Simeon Goldstein, rédacteur en chef, Avantages

En mars dernier, le Journal de Montréal publiait un texte sur « l’immense plaisir » ressenti par une employée de Revenu Québec qui allait recevoir son plein salaire pendant 13 mois de préretraite. La fonctionnaire aurait accumulé plus de 200 journées de congé de maladie et de nombreux jours de vacances, ce qui lui permettrait de ne pas se présenter au bureau pendant plus d’un an, tout en recevant sa pleine rémunération. La belle vie, quoi !

Les réactions ne se sont pas fait attendre. On s’est plaint, entre autres, du fossé entre la réalité des travailleurs des secteurs public et privé et, en ces temps d’austérité, du fait qu’on maintienne le cumul des congés de maladie dans certains postes de la fonction publique pendant que dans d’autres services, les coupes se multiplient. Il y a sûrement des sentiments de jalousie derrière bon nombre des commentaires, même les plus rationnels. Car qui n’a pas envie, par une journée grise de fin d’hiver, de faire ses valises pour un voyage en Europe ou de dévaler des pistes de ski plutôt que d’être assis dans son fauteuil au bureau ?

Soulignons que l’employée a simplement profité de ses conditions de travail – et de la convention collective – en vigueur. Elle était alors en droit de partir en préretraite. On peut certes discuter du besoin de remettre en question ces acquis dont bénéficient certains employés de l’État. Mais, qu’on soit d’accord ou non, la possibilité d’accumuler les congés de maladie rémunérés s’inscrit dans une logique de rémunération globale.

Pour le Britannique que je suis, l’une des différences les plus importantes entre les cultures professionnelles nord-américaine et européenne est certainement le nombre plus restreint de journées de vacances annuelles auxquelles l’employé moyen a droit.

Selon un classement du journal français Le Figaro publié en 2014 à partir de données de Mercer, le Canada se trouverait au 62e rang sur le plan des congés annuels et jours fériés, à raison d’une moyenne de 19 jours par an (pour la petite histoire, c’est Malte et l’Autriche qui remportent la palme avec 38 jours chacun).

Ainsi, il n’est guère surprenant que nombre d’employés canadiens puissent considérer que les congés de maladie constituent une bonification de leurs vacances.

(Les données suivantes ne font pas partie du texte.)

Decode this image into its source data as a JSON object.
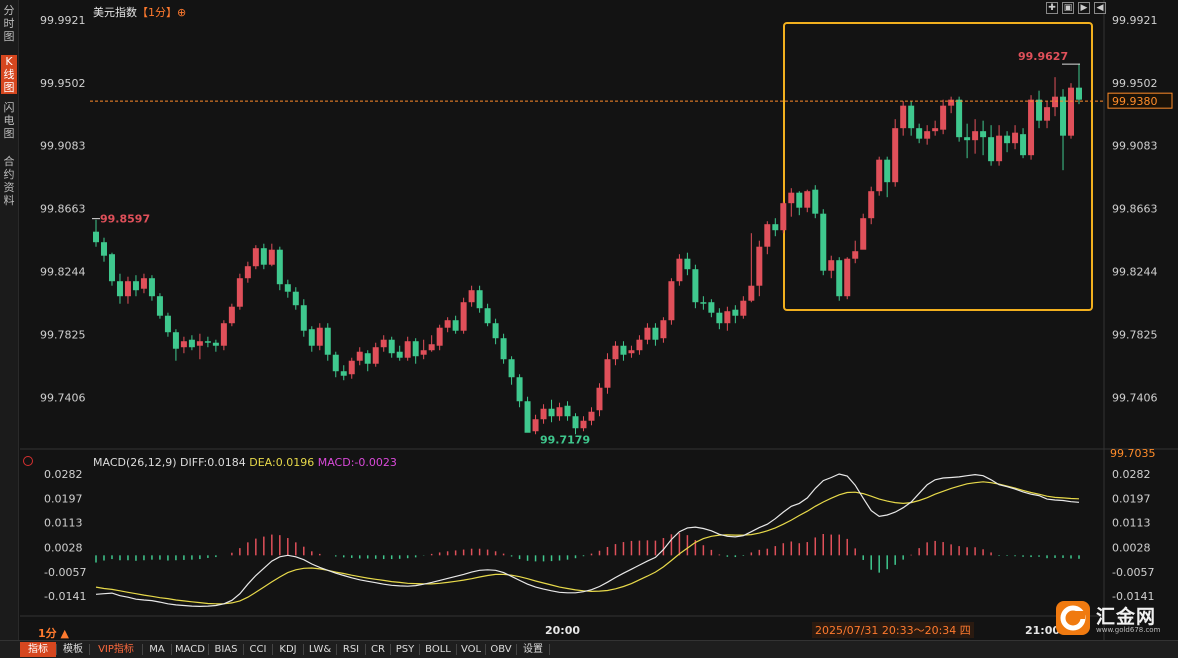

Si le compte est remis à zéro tous les 12 mois, on voudrait alors en utiliser la totalité dans l’année, qu’on soit malade ou non.

L’absentéisme représente certes un défi important pour les entreprises. Que ce soit pour des raisons de productivité ou de dépenses liées à la santé des employés, il serait utile de mettre fin à l’idée que l’employé « a droit » à un nombre de congés de maladie chaque année. Un régime flexible d’assurance collective permettrait éventuellement de mieux combler les attentes des effectifs à cet égard.

Pourtant, même ceux dont les congés de maladie ne sont pas rémunérés peuvent ne pas se présenter au poste par simple manque de motivation. On sait bien que le bonheur professionnel ne se limite pas à gagner un salaire et bénéficier d’un bon régime d’avantages sociaux; il faut également que le travail nous comble au plan personnel. Sans doute l’employé doit-il assumer une partie de la responsabilité quant à sa satisfaction et à sa bonne santé mentale au travail, en ne restant pas dans un poste qui ne lui correspond pas.

Mais l’entreprise peut elle aussi jouer un rôle. Les évaluations annuelles, ainsi que des rencontres régulières, constituent de belles occasions pour les gestionnaires de comprendre les objectifs – et de jauger le moral – de ceux qui sont placés sous leur supervision.

Un suivi efficace des absences permettrait également de s’informer sur les raisons sous-jacentes qui les provoquent. On cernerait ainsi les changements nécessaires à apporter ou si, éventuellement, il est temps pour les deux parties de se séparer.

L’employé qui constate que son employeur s’intéresse à son sort et modifie son environnement pour l’accommoder, risque de contribuer davantage au succès de l’entreprise et de s’absenter moins. Après tout, qui aime le plus son emploi ? Celle qui arrive à conserver ses congés de maladie rémunérés pendant toute une carrière ou celui qui s’absente plusieurs fois par année malgré le fait que cela suppose une baisse de salaire ? Poser la question, c’est y répondre.